The proposed changes, which must be approved by the state Legislature before they become law, require boxers who want to fight in South Carolina to undergo a series of neurological tests 30 days or less before a bout and be cleared to fight by a South Carolina doctor.
The changes are in reaction to the death of junior middleweight Stephan Johnson on Dec. 5. Johnson had been cleared to fight in South Carolina although he was on medical restrictions in Canada. The boxer later died after a fight in New Jersey.
``We got a lot accomplished today,″ chairman John ``Robbie″ Robertson said Monday after the commission went through the proposed legislation with its lawyer and made some minor adjustments.

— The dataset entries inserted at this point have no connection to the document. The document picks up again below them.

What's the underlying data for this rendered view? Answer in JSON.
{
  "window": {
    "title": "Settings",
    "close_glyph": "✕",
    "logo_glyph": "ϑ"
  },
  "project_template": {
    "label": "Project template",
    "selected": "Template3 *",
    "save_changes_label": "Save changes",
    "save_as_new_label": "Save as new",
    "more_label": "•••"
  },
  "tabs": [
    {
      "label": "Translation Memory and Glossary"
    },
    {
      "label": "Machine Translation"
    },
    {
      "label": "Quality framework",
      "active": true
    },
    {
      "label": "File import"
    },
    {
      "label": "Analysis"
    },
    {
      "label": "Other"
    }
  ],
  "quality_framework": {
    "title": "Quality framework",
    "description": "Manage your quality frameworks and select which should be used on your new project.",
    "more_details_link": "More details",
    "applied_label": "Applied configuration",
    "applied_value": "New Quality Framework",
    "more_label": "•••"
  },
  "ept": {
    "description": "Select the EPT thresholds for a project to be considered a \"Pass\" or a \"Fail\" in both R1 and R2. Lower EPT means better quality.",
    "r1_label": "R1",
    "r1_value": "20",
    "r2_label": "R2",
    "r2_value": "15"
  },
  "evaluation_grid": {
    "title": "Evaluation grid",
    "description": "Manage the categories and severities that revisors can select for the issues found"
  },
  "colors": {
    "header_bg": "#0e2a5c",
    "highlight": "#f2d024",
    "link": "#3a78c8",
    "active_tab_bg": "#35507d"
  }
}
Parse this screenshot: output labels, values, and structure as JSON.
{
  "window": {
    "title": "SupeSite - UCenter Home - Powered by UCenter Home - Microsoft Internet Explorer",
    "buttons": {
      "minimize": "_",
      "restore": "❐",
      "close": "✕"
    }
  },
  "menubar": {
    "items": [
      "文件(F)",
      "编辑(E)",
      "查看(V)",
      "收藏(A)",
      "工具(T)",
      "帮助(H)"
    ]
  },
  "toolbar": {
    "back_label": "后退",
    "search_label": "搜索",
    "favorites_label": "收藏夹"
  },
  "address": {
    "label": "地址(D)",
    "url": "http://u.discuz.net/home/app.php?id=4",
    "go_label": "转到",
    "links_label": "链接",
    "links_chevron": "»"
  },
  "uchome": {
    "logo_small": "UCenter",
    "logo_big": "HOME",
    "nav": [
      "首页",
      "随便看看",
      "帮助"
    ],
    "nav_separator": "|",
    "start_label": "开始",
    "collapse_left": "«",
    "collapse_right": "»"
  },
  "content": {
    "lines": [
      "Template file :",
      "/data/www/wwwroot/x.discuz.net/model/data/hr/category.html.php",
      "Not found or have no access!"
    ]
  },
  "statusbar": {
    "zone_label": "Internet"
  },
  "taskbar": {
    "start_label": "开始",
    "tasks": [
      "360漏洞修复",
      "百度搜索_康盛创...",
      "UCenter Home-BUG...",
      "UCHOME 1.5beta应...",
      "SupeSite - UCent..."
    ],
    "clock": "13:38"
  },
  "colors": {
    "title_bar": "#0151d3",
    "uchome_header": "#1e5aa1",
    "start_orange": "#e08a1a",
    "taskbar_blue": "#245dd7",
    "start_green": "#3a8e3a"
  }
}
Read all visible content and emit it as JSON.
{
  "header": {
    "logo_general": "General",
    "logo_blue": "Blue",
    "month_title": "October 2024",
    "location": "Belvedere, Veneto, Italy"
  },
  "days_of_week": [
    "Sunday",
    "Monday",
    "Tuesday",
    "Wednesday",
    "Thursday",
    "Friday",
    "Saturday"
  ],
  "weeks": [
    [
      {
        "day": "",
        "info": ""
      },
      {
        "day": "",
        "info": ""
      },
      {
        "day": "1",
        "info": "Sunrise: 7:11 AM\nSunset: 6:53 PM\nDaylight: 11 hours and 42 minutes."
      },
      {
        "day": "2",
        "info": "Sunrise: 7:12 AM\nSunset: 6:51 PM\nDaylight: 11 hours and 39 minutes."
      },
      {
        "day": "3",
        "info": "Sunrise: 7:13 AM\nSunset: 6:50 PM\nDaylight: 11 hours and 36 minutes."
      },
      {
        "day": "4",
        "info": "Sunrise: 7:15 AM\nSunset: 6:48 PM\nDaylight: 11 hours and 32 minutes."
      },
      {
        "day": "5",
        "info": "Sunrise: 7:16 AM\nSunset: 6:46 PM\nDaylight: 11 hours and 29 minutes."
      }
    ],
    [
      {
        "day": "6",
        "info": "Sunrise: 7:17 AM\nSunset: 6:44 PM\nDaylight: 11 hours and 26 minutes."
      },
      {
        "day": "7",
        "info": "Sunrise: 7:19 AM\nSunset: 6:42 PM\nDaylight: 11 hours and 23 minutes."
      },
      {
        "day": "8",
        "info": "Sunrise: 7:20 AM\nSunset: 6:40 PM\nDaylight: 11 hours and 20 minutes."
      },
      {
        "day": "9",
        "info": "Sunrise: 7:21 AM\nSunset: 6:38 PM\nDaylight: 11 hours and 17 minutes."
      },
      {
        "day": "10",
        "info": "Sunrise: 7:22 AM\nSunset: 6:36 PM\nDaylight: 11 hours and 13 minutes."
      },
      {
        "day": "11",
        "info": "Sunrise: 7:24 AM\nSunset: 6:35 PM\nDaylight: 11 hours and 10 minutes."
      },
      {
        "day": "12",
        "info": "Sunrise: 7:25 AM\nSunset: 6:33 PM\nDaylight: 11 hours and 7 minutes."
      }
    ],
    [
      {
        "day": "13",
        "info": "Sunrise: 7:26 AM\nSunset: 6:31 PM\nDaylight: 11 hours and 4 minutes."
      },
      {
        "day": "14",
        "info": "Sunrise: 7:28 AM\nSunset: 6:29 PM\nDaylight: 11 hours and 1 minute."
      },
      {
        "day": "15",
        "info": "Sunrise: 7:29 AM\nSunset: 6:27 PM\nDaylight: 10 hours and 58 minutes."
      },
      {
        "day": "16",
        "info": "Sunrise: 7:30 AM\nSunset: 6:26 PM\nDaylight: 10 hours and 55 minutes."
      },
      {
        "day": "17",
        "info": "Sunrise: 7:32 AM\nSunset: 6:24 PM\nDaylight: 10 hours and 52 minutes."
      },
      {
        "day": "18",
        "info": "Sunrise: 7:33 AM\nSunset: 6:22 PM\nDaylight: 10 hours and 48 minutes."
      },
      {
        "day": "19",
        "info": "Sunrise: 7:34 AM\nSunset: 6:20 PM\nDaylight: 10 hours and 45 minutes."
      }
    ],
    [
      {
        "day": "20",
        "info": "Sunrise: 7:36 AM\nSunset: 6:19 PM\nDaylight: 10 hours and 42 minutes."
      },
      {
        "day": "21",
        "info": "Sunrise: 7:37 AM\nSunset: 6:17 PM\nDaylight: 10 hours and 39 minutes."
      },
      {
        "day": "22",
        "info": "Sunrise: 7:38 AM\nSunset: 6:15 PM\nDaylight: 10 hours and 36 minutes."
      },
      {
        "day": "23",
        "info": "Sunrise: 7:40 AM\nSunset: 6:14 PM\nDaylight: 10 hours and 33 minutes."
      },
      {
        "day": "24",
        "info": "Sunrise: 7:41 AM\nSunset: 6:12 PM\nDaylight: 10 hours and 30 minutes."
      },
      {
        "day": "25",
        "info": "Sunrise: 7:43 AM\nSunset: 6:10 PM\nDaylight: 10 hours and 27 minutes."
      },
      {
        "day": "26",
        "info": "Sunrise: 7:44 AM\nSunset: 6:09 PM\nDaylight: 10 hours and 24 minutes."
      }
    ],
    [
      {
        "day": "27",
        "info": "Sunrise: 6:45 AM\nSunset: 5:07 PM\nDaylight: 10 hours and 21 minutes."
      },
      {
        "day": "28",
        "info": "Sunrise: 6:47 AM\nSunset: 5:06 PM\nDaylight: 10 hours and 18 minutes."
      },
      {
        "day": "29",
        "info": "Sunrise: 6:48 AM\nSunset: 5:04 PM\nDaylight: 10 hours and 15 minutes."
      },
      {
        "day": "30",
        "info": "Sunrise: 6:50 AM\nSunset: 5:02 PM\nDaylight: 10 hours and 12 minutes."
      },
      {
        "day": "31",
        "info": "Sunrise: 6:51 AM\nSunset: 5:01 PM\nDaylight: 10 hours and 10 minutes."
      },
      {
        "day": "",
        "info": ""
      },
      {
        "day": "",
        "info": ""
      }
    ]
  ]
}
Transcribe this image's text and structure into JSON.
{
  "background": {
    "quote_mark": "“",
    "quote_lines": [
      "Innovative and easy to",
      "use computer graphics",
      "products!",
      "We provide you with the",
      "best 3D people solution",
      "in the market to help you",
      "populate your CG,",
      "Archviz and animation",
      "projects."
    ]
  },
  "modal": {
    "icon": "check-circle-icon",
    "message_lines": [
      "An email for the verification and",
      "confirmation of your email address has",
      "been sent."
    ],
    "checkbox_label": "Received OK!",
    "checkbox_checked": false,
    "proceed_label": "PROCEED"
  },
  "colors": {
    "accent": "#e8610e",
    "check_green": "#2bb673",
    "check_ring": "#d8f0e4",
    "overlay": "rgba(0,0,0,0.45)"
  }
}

``As they are proposed right now, they will be among the most stringent in the nation.″
South Carolina also would have to honor medical suspensions in other countries, not just the United States. The proposals would outlaw ``toughman″ or ``ultimate″ fighting events.
Johnson died from injuries suffered in a Nov. 20 fight in Atlantic City, N.J. He went into a coma after his 10th-round knockout and never regained consciousness.
Johnson fought in South Carolina in August even though he was medically suspended after being knocked out April 14 in Toronto.
Labor, Licensing and Regulations lawyers suggested having at least two doctors on the seven-member athletic commission. But Robertson said he was concerned that doctors with busy schedules would not be able to make many commission meetings.
He said he would rather have two doctors as non-voting members of the commission ``as someone for advice when we need it.″
Only three commission members attended Monday’s meeting. Two seats on the board are vacant and two members had excused absences.